In October 2021, the U.S. Department of Justice (DOJ) established the National Cryptocurrency Enforcement Team (NCET) amid growing concerns about the illicit use of cryptocurrency and related national security threats from North Korea, sanctions evasion, terrorist financing and weapons proliferation.
On July 20, 2023, the DOJ announced that the NCET had been merged into the Department’s Computer Crime and Intellectual Property Section (CCIPS).
In this episode TRM’s Ari Redbord sat down with the newly appointed NCET Acting Director Claudia Quiroz to discuss:
- The NCET’s work;
- Its merger with CCIPS; and,
- the future of crypto-related investigations and prosecutions.
Watch the recording for the full conversation or read our recap below.
What is NCET and what does it do?
According to Ms. Quiroz, the formation of the NCET formalized and prioritized the DOJ’s focus on public safety threats posed by the misuse of cryptocurrency and digital assets. She explained that it comprises “extraordinary and experienced lawyers” from across the Department as well as the Securities and Exchange Commission, each with deep knowledge of the crypto-related threat landscape.
Ms. Quiroz specified that the NCET’s primary objectives are to:
- pursue and support U.S. cryptocurrency and digital asset-related criminal investigations and prosecutions;
- provide strategic advice and expertise to the field, including via training for U.S. and international law enforcement and prosecutors; and,
- serve as a liaison between the DOJ and its domestic and international law enforcement, regulatory and private sector partners.

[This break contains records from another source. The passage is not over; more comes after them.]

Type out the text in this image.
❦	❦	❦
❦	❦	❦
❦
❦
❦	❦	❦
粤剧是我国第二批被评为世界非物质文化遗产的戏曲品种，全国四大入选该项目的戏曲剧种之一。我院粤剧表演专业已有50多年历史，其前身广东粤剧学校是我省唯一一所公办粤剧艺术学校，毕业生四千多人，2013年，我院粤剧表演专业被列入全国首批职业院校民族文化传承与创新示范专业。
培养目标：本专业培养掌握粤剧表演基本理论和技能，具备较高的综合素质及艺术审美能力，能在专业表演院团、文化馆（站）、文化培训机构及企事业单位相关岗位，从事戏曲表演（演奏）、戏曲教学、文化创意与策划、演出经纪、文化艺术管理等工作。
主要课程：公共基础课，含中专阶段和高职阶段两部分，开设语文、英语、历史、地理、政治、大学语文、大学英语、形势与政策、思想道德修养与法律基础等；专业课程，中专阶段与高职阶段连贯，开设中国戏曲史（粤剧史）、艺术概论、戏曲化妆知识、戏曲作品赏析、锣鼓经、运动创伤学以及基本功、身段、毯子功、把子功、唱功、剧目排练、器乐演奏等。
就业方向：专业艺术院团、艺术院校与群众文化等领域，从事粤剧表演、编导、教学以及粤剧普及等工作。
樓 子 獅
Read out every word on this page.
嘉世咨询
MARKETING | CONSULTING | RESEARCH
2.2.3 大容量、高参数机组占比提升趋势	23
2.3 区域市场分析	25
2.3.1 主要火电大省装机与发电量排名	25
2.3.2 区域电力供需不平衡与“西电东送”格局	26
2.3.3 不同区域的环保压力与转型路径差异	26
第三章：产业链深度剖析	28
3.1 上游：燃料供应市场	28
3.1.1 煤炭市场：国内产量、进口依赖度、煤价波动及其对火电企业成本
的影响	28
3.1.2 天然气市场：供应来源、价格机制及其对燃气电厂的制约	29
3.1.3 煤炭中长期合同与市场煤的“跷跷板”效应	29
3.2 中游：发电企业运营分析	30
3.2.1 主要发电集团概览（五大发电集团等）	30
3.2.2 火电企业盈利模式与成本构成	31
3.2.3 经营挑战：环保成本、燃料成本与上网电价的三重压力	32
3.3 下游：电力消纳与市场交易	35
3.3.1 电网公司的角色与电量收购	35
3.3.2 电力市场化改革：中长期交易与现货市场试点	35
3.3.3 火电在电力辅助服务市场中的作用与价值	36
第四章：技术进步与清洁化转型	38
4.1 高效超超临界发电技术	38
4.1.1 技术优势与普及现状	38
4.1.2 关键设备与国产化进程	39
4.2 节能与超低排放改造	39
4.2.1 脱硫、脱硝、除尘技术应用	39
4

“While still in its infancy, the NCET has proven efficient and effective,” explained Ms. Quiroz, adding that it “has built an outstanding group and culture in a short period of time.” Major NCET cases were announced in early 2023. Ms. Quiroz further highlighted the group’s work in deepening the level of crypto expertise in U.S. Attorney’s Offices across the country, and its growing partnerships with these offices.
Meet the NCET’s New Acting Director?
Ms. Quiroz, a federal prosecutor with the U.S. Attorney’s Office in the Northern District of California, was named Acting Director of NCET on July 20, 2023. She was among NCET’s original deputy directors. Ms. Quiroz's wide-ranging cryptocurrency investigative experience includes cases that led to the landmark seizure of USD 3.36 billion in bitcoin that had been stolen from darknet marketplace (DNM) Silk Road, and the takedown of Russian DNM Hydra Market.
As Acting Director of NCET, Ms. Quiroz oversees a team of more than 20 detailees from U.S. Attorney’s Offices across the country and trial attorneys across DOJ’s criminal division. During the TRM Talks, Ms. Quiroz outlined the main functions of her role which include providing guidance, leading capacity building and training initiatives for the DOJ and law enforcement community, and setting priorities for the Department’s crypto and digital assets strategy.
What does NCET’s merger with CCIPS mean for crypto criminal enforcement?
The NCET’s merger with CCIPS effectively makes NCET a team within the computer crime section. While the NCETs focus will remain the same, according to Ms. Quiroz, it will now have the resources of a larger section and have a permanent home with the DOJ as the Department focuses on building capacity for the new and emerging digital landscape.
Ms. Quiroz views the step as a “very positive development” in terms of the DOJ’s thinking on crypto-related crime. Criminals are increasingly moving into the digital space, using cryptocurrencies to commit a range of traditional offenses. According to Ms. Quiroz, the merger reflects the Department’s recognition that crypto expertise ought to sit within, rather than separate from, the broader investigative efforts of its computer crimes division and the Department writ large including the DOJs money laundering and asset recovery section.
NCET’s mission and collaboration with U.S. Attorney’s Offices and other DOJ sections and agencies will remain unchanged, according to Ms. Quiroz. The NCET will continue to investigate and (where appropriate) prosecute criminal offenses involving the abuse of cryptocurrency and further its outreach and training work, “supporting all types of criminal investigations and litigation involving digital assets.”
What emerging trends are NCET and the DOJ most focused on today?
According to Ms. Quiroz, the NCET is currently focused on fraud cases including pig butchering and crypto confidence scams.
The NCET is also closely following national security related threats such as sanctions evasion, hacks and other exploits tied to terrorist organizations and nation state actors like Russia and North Korea that look to take advantage of the crypto ecosystem. Cyber and crypto-related national security threats have been a focus of the DOJ in recent days. In June 2023, DOJ set up a dedicated cyber section (NatSec Cyber) within its National Security Division to boost its capacity to disrupt these growing threats.